Dans quelques années, les pirates auront peut-être la vie plus dure, car ils auront de plus en plus en mal à trouver des vulnérabilités dans les logiciels. Pourquoi? Parce que les systèmes auront peut-être la capacité de trouver eux-même leurs failles et, surtout, de les corriger. Comme le ferait n’importe quel « hacker whitehat ». C’est en tous les cas ce que souhaite la Darpa, la célèbre agence de recherche et développement de l’armée américaine. Et pour y arriver, elle investit plusieurs millions de dollars dans un concours baptisé « Cyber Grand Challenge » (CGC) qui vise à récompenser le meilleur « robot-hacker ».
Plus d’une centaine d’équipes de chercheurs réparties dans le monde entier se sont mises sur les rangs pour créer une telle machine, lorsque le programme CGC a été lancé en juin 2014. A l’occasion de la conférence DEF CON 23, qui vient de se dérouler à Las Vegas, la Darpa a présenté les sept équipes finalistes de cet évènement hors du commun. On notera au passage qu’elles sont toutes américaines. Dans exactement un an, chacune reviendra à Las Vegas pour la prochaine DEF CON, installera son supercalculateur et le lancera contre les machines des six autres compétiteur dans le cadre d’un « Capture The Flag » (CTF), c’est-à-dire un combat de hacking.
Les CTF existent depuis longtemps et sont organisés à l’occasion de chaque manifestation de hackers. Mais jamais un tel jeu n’a été organisé avec des machines comme participants. Et pour cause: hacker des programmes est une tâche extrêmement complexe. Il y a quelques années, personne n’aurait seulement imaginé qu’une machine pourrait la réaliser.

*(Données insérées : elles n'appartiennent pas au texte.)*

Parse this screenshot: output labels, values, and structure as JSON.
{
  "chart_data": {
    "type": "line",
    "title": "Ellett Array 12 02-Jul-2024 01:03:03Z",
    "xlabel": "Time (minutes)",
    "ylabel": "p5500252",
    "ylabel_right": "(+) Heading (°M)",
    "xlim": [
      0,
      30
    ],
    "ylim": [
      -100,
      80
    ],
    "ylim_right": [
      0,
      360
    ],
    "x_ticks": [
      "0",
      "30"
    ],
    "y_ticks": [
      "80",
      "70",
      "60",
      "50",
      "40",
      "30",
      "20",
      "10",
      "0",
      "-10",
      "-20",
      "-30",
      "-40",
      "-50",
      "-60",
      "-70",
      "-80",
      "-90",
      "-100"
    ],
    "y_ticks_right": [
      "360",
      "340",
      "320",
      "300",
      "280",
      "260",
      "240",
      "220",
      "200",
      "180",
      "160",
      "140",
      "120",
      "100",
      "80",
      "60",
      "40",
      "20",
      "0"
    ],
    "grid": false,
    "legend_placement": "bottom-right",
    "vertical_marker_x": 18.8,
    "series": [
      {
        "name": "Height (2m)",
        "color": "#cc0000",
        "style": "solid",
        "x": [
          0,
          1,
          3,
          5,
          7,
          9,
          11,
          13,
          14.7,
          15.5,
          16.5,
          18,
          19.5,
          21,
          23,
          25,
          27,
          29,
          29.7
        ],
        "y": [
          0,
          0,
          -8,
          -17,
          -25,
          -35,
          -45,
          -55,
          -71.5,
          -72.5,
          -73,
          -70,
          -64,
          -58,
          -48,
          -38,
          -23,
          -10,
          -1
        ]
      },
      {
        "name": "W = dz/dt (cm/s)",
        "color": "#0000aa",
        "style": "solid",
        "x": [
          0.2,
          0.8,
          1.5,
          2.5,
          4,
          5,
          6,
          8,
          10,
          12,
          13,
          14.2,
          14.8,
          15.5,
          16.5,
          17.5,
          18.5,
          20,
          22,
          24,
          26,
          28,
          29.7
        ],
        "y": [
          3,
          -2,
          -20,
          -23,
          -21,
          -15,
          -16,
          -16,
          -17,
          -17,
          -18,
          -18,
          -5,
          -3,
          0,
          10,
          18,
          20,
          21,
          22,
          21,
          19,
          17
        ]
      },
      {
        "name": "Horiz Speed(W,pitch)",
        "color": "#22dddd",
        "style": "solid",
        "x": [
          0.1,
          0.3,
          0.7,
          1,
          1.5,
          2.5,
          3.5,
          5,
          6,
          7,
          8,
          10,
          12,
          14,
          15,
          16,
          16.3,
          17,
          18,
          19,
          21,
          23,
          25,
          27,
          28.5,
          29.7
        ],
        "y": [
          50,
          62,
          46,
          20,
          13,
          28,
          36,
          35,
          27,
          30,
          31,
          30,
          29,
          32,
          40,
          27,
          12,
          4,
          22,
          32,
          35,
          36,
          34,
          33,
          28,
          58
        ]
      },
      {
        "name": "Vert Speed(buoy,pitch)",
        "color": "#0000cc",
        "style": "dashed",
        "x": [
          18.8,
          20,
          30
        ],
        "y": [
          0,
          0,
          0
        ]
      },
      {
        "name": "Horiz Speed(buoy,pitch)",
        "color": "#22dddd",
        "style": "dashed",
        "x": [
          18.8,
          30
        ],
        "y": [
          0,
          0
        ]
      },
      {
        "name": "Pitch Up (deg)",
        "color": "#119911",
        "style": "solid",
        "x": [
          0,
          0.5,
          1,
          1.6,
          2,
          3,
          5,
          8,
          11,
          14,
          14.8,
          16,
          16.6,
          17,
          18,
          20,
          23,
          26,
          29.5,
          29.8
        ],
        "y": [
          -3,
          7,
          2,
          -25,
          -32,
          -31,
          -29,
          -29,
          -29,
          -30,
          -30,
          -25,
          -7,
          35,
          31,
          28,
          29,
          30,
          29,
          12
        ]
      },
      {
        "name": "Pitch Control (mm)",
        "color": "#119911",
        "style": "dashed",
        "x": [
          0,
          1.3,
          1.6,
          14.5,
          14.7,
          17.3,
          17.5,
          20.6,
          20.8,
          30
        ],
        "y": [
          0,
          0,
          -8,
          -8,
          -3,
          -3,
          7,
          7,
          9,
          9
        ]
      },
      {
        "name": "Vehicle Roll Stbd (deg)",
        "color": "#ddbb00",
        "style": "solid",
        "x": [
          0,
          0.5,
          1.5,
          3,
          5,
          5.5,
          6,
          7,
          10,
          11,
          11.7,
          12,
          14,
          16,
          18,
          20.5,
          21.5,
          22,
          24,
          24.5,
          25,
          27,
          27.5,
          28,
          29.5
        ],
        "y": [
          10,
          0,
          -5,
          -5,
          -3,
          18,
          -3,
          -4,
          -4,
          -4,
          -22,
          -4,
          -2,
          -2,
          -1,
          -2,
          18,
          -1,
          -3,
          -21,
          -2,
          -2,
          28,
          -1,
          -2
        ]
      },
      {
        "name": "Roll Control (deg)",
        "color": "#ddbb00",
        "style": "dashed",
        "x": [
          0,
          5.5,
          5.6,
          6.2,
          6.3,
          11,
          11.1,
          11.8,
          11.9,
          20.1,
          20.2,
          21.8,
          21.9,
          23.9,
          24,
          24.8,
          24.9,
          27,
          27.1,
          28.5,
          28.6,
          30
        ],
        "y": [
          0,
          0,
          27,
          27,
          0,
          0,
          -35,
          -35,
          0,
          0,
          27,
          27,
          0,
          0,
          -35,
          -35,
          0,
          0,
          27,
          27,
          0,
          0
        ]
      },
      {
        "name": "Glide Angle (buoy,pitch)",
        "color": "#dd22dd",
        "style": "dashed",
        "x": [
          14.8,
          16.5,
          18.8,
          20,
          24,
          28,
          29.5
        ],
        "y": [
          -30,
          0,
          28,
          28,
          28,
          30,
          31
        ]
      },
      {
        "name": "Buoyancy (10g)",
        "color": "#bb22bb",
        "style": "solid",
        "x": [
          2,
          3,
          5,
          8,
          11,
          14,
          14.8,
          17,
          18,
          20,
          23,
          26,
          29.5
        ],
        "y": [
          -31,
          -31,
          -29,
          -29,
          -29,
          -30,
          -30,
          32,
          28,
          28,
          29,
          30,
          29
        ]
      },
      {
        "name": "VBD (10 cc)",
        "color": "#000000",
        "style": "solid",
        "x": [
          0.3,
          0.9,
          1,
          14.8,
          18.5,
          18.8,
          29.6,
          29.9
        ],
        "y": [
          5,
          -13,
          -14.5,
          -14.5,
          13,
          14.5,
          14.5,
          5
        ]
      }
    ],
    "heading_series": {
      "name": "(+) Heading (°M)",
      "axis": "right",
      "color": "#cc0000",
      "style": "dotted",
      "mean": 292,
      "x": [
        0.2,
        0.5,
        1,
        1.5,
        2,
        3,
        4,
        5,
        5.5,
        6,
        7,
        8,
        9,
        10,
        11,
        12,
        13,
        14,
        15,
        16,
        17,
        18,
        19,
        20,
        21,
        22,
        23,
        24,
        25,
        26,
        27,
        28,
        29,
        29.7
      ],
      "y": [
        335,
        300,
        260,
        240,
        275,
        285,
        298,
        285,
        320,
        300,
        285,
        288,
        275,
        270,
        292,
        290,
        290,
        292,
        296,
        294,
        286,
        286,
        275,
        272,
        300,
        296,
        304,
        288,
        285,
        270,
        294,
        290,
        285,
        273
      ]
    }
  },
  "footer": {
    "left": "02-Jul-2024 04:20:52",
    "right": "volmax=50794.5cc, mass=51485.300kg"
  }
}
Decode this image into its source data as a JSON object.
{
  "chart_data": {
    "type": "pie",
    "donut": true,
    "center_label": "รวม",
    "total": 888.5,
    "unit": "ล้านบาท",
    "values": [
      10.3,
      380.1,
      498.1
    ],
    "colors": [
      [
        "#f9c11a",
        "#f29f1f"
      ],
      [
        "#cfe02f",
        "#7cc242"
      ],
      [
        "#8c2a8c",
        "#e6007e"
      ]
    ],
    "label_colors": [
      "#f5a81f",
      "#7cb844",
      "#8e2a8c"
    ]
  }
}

Mais Michael Walker, ancien hacker et responsable du programme CGC au sein de la Darpa, y croit dur comme fer. Lors de sa présentation à DEF CON 23, il n’hésite pas à faire l’analogie avec d’autres jeux où, contre toute attente, les ordinateurs sont passés maîtres: les échecs, le go, le poker, le jeopardy… Mais comparé à une partie d’échecs, un CTF est beaucoup plus complexe. L’espace de jeu n’est pas limité à 64 cases, il est quasiment infini. Les joueurs sont confrontés à de multiples stratégies adverses, à des situations inédites, à des logiciels qu’ils doivent décortiquer par rétro-ingénierie alors qu’ils ne les ont jamais vus avant. C’est là que réside la principale difficulté pour les chercheurs: il faut réussir à saisir la logique de ce travail d’orfèvre et la synthétiser dans un programme. Une quête un peu folle que la Darpa revendique haut et fort. « Notre but est d’inventer une technologie du futur, une technologie qui soit réellement capable de réagir à des nouvelles menaces informatiques en temps réel », souligne Michael Walker.
La tâche est énorme, mais ne semble d’ores-et-déjà pas impossible. Pour se qualifier, les sept équipes de chercheurs ont toutes dû présenter un prototype logiciel capable de détecter des failles dans un certains nombre de binaires et de les corriger. A l’occasion de DEF CON, Michael Walker a fait une démonstration : au travers d’un logiciel de visualisation, il a montré le déroulement d’un programme bogué, puis du même programme après avoir été automatiquement patché.
Le Cyber Grand Challenge marque-t-il la fin des hackers et le début d’une ère sans failles logicielles? Giovanni Vigna réfute cette affirmation. Professeur d’informatique à l’université de Santa Barbara et habitué des CTF de DEF CON, il dirige l’une des sept équipes finalistes (Shellphish) du CGC « On ne pourra jamais créer un logiciel capable d’analyser n’importe quel logiciel. Cela découle du problème de l’arrêt, qui a été mathématiquement prouvé. L’idée, avec le CGC, c’est de créer des algorithmes capables de réaliser dans un certain contexte des analyses de code statiques et dynamiques, de détecter les éventuelles erreurs d’exécution, de les reproduire et de les patcher. C’est déjà un bon début », explique-t-il.
L’homme se montre satisfait et il a de quoi l’être. En se qualifiant pour la phase finale, son équipe a empoché une première récompense de 750.000 dollars. Dans un an, si leur robot-hacker gagne la compétition, elle repartira avec 2 millions de dollars, ce qui lui permettra de continuer les recherches dans ce domaine.